Pitch 2 (7 bolts) was done a year later, in 1989, and rated 5.13a/b, credited to Troy and Rob Mulligan, so Rob would be the one to ask about the details of that ascent. The second pitch was also given a separate name: "Illusions"

During the late 80's Rob had a solid track record of bouldering many V9/10 problems at Josh, and many 5.12/13 FAs, so he could certainly climb at this level.

With flakey slab climbs (although it's hard to characterize the second pitch as a "slab" since it's is vertical if not overhanging), over time, edges continually disintegrate under foot or get pulled off, so these types of climbs generally only get harder and harder over time as holds disappear....like the first pitch of Gunslinger on the North Astro Dome.

As far as I know, since 1988, the first pitch has been climbed infrequently, but the second pitch remains somewhat of a mystery.

Some years back the great Australian climbing photographer Simon Carter asked me about it, and subsequently took shots of his girlfriend Monique leading the second pitch, but I'm not sure if she redpointed it.

I haven't done the route, but always looked up there wondering about a third pitch to the top??


drewsky

climber
Seattle
Feb 26, 2014 - 11:22pm PT
I did the first pitch years ago. I remember it being thin and crumbly. I also recall the hardest part, by far, being a slabby friction/balance deal in the upper section of the climb, with a reach move. I claimed three bail 'biners, including one from the beginning of the second pitch. I didn't try the second pitch, though. What I remember best of all was rapping and pulling my rope into a patch of prickly pear. That made for some fun belaying later on.

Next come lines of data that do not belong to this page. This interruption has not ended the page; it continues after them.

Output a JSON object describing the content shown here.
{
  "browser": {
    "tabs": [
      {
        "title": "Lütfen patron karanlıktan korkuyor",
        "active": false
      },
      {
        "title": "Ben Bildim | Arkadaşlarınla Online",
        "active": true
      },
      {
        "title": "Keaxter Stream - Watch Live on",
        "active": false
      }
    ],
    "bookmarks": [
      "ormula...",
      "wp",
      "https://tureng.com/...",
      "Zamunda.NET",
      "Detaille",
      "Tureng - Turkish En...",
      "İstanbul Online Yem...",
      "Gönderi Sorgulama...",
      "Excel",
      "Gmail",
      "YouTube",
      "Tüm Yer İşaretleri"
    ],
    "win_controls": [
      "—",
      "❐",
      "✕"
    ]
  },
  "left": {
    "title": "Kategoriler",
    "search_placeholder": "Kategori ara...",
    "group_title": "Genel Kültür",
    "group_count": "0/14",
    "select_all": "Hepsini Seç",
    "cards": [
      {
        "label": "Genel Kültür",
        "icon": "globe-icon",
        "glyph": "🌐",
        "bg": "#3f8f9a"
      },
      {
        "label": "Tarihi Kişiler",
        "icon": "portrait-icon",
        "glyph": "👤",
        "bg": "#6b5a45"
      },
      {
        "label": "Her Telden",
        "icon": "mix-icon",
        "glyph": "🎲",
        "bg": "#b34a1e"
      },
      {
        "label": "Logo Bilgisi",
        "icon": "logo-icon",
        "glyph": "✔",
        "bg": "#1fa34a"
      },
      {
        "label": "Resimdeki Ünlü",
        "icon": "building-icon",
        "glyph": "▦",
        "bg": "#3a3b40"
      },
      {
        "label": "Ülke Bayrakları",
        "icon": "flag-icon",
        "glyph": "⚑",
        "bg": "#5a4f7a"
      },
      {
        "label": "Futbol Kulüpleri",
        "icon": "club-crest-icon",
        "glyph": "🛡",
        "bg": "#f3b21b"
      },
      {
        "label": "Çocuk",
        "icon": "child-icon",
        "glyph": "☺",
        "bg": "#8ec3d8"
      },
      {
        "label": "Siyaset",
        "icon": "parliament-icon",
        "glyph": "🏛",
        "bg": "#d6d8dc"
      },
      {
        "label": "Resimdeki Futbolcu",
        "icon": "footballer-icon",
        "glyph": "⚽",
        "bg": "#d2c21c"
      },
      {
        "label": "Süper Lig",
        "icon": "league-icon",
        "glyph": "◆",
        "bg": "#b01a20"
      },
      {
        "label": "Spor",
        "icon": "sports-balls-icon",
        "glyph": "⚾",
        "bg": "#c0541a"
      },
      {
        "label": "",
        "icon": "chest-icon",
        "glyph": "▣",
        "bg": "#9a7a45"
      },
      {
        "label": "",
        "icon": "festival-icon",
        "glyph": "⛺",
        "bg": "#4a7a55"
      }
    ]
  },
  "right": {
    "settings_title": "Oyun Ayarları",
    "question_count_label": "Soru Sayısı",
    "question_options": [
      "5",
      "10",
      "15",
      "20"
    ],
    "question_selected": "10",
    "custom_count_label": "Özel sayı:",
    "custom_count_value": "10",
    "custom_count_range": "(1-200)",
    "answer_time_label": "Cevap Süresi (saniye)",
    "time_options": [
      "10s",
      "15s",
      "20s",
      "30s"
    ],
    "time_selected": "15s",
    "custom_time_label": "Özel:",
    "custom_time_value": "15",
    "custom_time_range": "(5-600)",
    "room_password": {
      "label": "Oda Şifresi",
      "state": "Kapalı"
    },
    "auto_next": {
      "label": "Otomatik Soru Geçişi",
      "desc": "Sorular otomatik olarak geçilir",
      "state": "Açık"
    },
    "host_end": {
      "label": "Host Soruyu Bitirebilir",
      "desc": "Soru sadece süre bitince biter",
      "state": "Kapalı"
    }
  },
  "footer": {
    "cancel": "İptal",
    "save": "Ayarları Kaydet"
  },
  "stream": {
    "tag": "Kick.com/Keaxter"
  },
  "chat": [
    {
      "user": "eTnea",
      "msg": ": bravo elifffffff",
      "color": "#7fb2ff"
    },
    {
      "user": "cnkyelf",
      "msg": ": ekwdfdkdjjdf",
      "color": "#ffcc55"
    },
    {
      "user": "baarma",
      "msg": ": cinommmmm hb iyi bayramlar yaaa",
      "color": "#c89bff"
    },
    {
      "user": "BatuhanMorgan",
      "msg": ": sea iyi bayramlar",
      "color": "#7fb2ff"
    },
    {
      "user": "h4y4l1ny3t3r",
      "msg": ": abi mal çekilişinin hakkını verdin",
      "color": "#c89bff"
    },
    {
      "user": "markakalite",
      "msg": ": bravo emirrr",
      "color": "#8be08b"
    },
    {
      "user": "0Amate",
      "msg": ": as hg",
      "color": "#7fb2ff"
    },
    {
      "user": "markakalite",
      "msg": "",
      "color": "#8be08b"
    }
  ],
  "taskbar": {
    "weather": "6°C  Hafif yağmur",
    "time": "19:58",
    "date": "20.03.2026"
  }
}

Could it have been the second pitch that got a .13c rating originally? I didn't really look at it so can't speak to whether it seems climbable or not.
Johannsolo

climber
Soul Cal
Topic Author's Reply - Feb 27, 2014 - 10:52am PT
I would agree the crux of the first pitch is around the last bolt passing it and getting to the bottom of the massive flake. I thought is was rated 12a and felt it was harder than that but 12c would be correct. I did ask Mulligan about it and he said he only did the first pitch. He's in Europe now but I will ask him again when he returns. I do remember him being somewhat reticent about the whole thing. The second pitch is way harder than the first. Thanks Coz for the info.
BG

Trad climber
JTree & Idyllwild
Feb 27, 2014 - 12:32pm PT
Hi Coz, I'll take your word for that...to be honest I don't remember exactly what Troy rated the first pitch (memory is a funny thing...it's been 26 years!) but the more I think about it, I do recall the downrating was a full grade, not just a letter grade, so you'd be correct.

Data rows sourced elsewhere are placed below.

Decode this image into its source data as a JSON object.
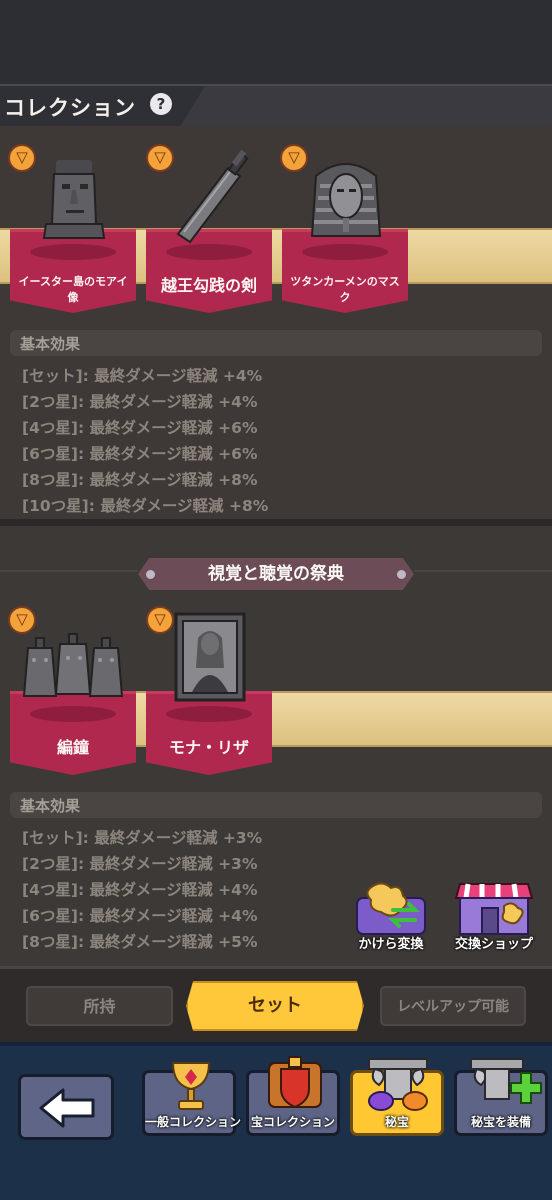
{
  "header": {
    "title": "コレクション",
    "help_icon": "?"
  },
  "set1": {
    "cards": [
      {
        "name": "イースター島のモアイ像",
        "icon": "moai-statue"
      },
      {
        "name": "越王勾践の剣",
        "icon": "bronze-sword"
      },
      {
        "name": "ツタンカーメンのマスク",
        "icon": "pharaoh-mask"
      }
    ],
    "effects_title": "基本効果",
    "effects": [
      "[セット]: 最終ダメージ軽減 +4%",
      "[2つ星]: 最終ダメージ軽減 +4%",
      "[4つ星]: 最終ダメージ軽減 +6%",
      "[6つ星]: 最終ダメージ軽減 +6%",
      "[8つ星]: 最終ダメージ軽減 +8%",
      "[10つ星]: 最終ダメージ軽減 +8%"
    ]
  },
  "set2": {
    "title": "視覚と聴覚の祭典",
    "cards": [
      {
        "name": "編鐘",
        "icon": "bronze-bells"
      },
      {
        "name": "モナ・リザ",
        "icon": "mona-lisa-painting"
      }
    ],
    "effects_title": "基本効果",
    "effects": [
      "[セット]: 最終ダメージ軽減 +3%",
      "[2つ星]: 最終ダメージ軽減 +3%",
      "[4つ星]: 最終ダメージ軽減 +4%",
      "[6つ星]: 最終ダメージ軽減 +4%",
      "[8つ星]: 最終ダメージ軽減 +5%"
    ]
  },
  "floating": {
    "fragment_convert": "かけら変換",
    "exchange_shop": "交換ショップ"
  },
  "tabs": {
    "owned": "所持",
    "set": "セット",
    "upgradable": "レベルアップ可能",
    "active": "set"
  },
  "nav": {
    "back_icon": "arrow-left",
    "items": [
      {
        "label": "一般コレクション",
        "icon": "golden-chalice"
      },
      {
        "label": "宝コレクション",
        "icon": "treasure-shield"
      },
      {
        "label": "秘宝",
        "icon": "relic-pedestal",
        "active": true
      },
      {
        "label": "秘宝を装備",
        "icon": "relic-equip-plus"
      }
    ]
  },
  "colors": {
    "ribbon": "#b0284d",
    "tab_active": "#ffc83a",
    "nav_bg": "#1d3049",
    "badge": "#f2a43a"
  }
}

...you got the second ascent, and the girl!

Rob Mulligan would be the one to ask about pitch 2. If he says he was never there...then it probably has never been done, since he was credited in Al Bartlett's guidebook with the FA of pitch 2 along with Troy.
Johannsolo

climber
Soul Cal
Topic Author's Reply - Feb 27, 2014 - 12:36pm PT
Rob definitely did not climb the second pitch.
ydpl8s

Trad climber
Santa Monica, California
Feb 27, 2014 - 12:46pm PT
Maybe Cesare Maestri did the 2nd pitch, french free of course. (I apologize if my humor offends)
Johannsolo

climber
Soul Cal
Topic Author's Reply - Mar 5, 2014 - 04:01pm PT
If Troy rated the first pitch 13C, how did the second pitch get a 13a rating supposedly by Troy? I was back on it last Sunday. The second pitch is really hard but I think it will go.
RtM

climber
DHS
Mar 5, 2014 - 05:35pm PT
Mamunia

Johannsolo

climber
Soul Cal
Topic Author's Reply - Mar 5, 2014 - 08:35pm PT
Cool shot Robert. I am on pretty good holds and just finishing the overhanging part to the second pitch. You can see the two flakes pretty clearly. The first pitch ends at the top of the first one. The one above the anchor on the second pitch is completely detached and hanging out from the wall. No idea how it is staying there but rapping in over it is really terrifying.
looking sketchy there...

Social climber
Lassitude 33
Mar 5, 2014 - 08:44pm PT
I don't believe the first pitch was originally 5.13c, but 5.12c. The second pitch has always been rated harder. As for the other gratuitous comments, I don't give them much credence.